The new 2019-nCoV causes similar symptoms to SARS-CoV and MERS-CoV. People infected with the coronavirus suffer a serious inflammatory response.
Alas, there's no approved vaccine or antiviral treatment available for coronavirus infection.
SARS and MERS are classified as zoonotic viral diseases. This means the first patients that were infected acquired those viruses directly from animals. That was possible because while in the animal host, the virus acquired a series of genetic mutations. These allowed it to infect and multiply inside humans.
The viruses can now be transmitted from person to person. Field studies have revealed that the source of SARS-CoV and MERS-CoV is the bat and that the masked palm civets (a mammal native to Asia and Africa) and camels, respectively, served as intermediate hosts between bats and humans.
In the case of this 2019 coronavirus outbreak, reports state that most of the first group of patients hospitalized were workers or customers at a local seafood wholesale market which also sold processed meats and live consumable animals including poultry, donkeys, sheep, pigs, camels, foxes, badgers, bamboo rats, hedgehogs, and reptiles.
Nevertheless, as nobody has reported finding a coronavirus infecting aquatic animals, it's plausible that the coronavirus might have originated from other animals sold in that market.
The study of the genetic code of 2019-nCoV demonstrates that the new virus is most closely related to two SARS-like coronavirus samples found in bats in China, initially suggesting that the bat may also be the origin of 2019-nCoV.
The scientists used an analysis of the protein codes that was favored by the new coronavirus. They compared it to the protein codes from coronaviruses found in different animal hosts, like birds, snakes, marmots, hedgehogs, manis, bats and humans. Surprisingly, they found that the protein codes in the 2019-nCoV are most similar to those used in snakes.

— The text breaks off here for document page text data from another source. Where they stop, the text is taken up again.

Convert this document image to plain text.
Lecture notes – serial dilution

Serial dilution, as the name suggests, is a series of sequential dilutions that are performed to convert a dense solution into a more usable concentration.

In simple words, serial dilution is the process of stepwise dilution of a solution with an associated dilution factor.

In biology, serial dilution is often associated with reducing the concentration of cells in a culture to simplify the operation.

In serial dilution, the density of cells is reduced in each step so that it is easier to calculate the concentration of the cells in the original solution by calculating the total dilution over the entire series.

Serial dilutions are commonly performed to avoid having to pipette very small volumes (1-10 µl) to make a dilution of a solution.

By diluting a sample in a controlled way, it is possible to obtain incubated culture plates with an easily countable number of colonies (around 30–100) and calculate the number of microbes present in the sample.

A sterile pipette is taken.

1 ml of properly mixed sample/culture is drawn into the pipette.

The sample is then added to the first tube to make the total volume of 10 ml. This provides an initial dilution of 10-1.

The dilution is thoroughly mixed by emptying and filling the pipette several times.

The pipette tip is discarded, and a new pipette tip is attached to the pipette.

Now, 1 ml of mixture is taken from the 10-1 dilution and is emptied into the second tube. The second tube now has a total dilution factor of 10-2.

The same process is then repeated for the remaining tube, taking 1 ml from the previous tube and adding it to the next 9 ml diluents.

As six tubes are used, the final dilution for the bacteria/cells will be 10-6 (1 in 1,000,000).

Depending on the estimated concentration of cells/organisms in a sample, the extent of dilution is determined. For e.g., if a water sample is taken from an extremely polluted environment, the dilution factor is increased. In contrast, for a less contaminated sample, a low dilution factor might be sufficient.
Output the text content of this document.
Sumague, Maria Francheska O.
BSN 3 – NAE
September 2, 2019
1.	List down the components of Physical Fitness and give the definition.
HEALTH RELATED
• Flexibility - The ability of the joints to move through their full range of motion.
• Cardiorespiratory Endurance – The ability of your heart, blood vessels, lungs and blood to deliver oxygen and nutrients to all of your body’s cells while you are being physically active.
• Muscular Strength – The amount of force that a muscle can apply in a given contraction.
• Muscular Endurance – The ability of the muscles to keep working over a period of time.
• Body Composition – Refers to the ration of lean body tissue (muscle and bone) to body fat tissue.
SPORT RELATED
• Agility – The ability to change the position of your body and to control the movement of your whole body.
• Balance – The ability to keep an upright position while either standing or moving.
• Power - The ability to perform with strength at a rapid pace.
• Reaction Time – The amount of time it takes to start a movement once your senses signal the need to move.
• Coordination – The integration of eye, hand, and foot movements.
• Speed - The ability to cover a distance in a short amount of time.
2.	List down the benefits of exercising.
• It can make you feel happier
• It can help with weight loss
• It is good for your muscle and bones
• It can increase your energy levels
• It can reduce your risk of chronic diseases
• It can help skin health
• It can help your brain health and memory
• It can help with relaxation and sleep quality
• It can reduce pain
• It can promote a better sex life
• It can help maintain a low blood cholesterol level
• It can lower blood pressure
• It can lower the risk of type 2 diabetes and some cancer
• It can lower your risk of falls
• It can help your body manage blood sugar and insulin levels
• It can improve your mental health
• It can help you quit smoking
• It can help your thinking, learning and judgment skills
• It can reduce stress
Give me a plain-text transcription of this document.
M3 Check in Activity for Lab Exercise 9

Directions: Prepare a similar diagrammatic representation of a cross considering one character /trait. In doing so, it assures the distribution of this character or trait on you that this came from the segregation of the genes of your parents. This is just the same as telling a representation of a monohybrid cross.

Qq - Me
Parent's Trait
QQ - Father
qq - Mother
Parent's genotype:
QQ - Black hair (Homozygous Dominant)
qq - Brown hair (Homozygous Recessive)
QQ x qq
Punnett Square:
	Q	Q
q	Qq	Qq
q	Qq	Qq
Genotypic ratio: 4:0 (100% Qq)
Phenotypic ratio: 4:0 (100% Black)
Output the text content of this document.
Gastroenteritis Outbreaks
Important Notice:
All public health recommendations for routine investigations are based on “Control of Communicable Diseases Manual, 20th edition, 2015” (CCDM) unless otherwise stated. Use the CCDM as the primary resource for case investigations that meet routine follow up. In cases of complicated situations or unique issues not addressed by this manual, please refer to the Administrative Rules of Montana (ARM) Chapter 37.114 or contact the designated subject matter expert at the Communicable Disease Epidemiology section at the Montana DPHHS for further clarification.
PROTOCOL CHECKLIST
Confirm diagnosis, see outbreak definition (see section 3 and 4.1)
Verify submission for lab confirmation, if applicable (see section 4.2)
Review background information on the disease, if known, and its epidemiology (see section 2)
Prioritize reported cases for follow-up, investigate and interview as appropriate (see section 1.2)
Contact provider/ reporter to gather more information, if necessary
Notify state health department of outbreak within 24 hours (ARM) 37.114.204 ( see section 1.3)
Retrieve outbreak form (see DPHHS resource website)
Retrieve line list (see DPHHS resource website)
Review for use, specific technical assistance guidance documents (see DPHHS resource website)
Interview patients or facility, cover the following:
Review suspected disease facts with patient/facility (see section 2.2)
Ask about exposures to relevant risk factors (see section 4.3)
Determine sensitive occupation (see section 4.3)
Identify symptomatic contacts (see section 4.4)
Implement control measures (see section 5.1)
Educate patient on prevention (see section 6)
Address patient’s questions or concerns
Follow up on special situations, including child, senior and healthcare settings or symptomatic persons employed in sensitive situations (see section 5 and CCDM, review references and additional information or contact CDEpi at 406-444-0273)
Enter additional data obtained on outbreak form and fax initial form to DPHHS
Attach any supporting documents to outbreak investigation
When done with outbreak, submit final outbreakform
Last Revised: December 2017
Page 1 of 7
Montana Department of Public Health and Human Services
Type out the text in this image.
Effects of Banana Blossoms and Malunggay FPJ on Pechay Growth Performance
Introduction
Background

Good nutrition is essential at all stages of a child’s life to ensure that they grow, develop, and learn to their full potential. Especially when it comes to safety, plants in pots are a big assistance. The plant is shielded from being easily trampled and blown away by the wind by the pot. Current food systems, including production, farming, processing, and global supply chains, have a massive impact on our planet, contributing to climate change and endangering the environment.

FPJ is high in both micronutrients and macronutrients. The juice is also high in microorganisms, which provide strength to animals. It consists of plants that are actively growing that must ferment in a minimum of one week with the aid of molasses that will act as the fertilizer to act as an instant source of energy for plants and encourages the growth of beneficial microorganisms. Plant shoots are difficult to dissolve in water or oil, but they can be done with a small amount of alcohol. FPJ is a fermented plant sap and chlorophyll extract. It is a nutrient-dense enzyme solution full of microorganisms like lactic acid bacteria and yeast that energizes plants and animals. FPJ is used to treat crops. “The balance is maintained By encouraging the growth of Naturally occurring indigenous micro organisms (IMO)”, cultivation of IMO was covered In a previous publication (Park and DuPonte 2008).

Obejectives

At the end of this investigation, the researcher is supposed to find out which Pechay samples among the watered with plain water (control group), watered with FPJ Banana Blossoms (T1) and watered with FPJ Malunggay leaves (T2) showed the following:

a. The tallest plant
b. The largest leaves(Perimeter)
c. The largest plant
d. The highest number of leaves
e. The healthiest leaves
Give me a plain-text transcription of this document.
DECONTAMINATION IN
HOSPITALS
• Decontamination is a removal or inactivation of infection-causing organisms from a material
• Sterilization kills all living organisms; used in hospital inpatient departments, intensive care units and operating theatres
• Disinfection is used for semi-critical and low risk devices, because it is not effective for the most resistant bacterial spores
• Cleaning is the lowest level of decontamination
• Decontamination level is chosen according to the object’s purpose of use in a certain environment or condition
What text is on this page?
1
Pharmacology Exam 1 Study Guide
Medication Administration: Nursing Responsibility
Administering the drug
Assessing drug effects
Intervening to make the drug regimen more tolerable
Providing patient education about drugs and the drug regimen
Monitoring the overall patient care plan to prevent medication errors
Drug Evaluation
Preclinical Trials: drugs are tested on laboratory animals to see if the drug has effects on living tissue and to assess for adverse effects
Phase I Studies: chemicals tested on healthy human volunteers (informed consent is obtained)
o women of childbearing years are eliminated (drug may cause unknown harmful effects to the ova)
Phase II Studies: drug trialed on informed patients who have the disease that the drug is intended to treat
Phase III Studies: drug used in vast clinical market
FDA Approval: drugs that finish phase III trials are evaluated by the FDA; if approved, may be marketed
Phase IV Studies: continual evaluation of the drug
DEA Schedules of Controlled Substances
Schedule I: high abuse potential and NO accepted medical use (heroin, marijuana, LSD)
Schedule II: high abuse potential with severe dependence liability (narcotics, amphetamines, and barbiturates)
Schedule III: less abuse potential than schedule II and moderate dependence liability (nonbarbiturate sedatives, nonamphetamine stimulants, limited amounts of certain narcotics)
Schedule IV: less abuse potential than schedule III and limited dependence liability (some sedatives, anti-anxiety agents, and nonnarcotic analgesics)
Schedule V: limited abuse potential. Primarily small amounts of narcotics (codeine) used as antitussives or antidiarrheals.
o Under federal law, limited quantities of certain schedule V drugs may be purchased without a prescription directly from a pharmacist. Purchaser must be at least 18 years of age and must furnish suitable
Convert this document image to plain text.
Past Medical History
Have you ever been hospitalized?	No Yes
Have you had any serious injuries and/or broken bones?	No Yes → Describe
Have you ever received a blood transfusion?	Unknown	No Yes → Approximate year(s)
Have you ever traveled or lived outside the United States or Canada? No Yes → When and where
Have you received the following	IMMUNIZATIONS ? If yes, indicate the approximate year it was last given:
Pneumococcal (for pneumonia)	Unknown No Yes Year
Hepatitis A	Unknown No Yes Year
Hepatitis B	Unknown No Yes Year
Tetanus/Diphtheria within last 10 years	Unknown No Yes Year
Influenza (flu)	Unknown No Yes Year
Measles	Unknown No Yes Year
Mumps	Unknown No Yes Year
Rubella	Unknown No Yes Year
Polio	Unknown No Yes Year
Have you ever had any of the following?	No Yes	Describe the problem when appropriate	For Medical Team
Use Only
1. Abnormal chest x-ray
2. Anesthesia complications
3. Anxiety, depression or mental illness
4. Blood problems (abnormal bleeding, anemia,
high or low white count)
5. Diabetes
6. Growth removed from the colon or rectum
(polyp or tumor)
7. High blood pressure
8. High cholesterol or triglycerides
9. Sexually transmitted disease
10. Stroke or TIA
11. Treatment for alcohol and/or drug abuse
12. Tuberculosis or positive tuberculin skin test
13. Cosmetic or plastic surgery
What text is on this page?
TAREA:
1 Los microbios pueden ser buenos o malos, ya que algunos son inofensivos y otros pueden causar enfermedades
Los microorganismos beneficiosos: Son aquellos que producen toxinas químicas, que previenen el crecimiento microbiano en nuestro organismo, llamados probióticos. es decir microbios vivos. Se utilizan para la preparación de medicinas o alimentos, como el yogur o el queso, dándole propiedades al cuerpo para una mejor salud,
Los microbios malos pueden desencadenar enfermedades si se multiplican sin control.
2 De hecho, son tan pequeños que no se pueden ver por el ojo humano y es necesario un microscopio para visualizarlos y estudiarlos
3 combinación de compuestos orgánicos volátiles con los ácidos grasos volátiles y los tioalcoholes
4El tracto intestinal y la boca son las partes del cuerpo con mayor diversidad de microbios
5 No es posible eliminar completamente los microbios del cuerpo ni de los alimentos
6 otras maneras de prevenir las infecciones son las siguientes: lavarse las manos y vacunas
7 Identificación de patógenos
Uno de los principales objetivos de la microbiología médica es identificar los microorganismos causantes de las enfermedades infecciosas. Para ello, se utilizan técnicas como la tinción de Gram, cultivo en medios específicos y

Snakes often hunt for bats in the wild. According to reports, snakes were sold in the local seafood market in Wuhan, increasing the possibility that the 2019-nCoV may have jumped from the bats – host species – to snakes and afterward to humans at the beginning of the coronavirus outbreak. Yet, how the virus could adapt to both the cold-blooded and warm-blooded hosts is still a mystery.
The authors of the study and other researchers should verify the origin of the virus through laboratory experiments.
Nevertheless, since the outbreak, the seafood market has been disinfected and shut down.
The 2019-nCoV outbreak is another reminder that we humans should limit the consumption of wild animals to prevent zoonotic infections.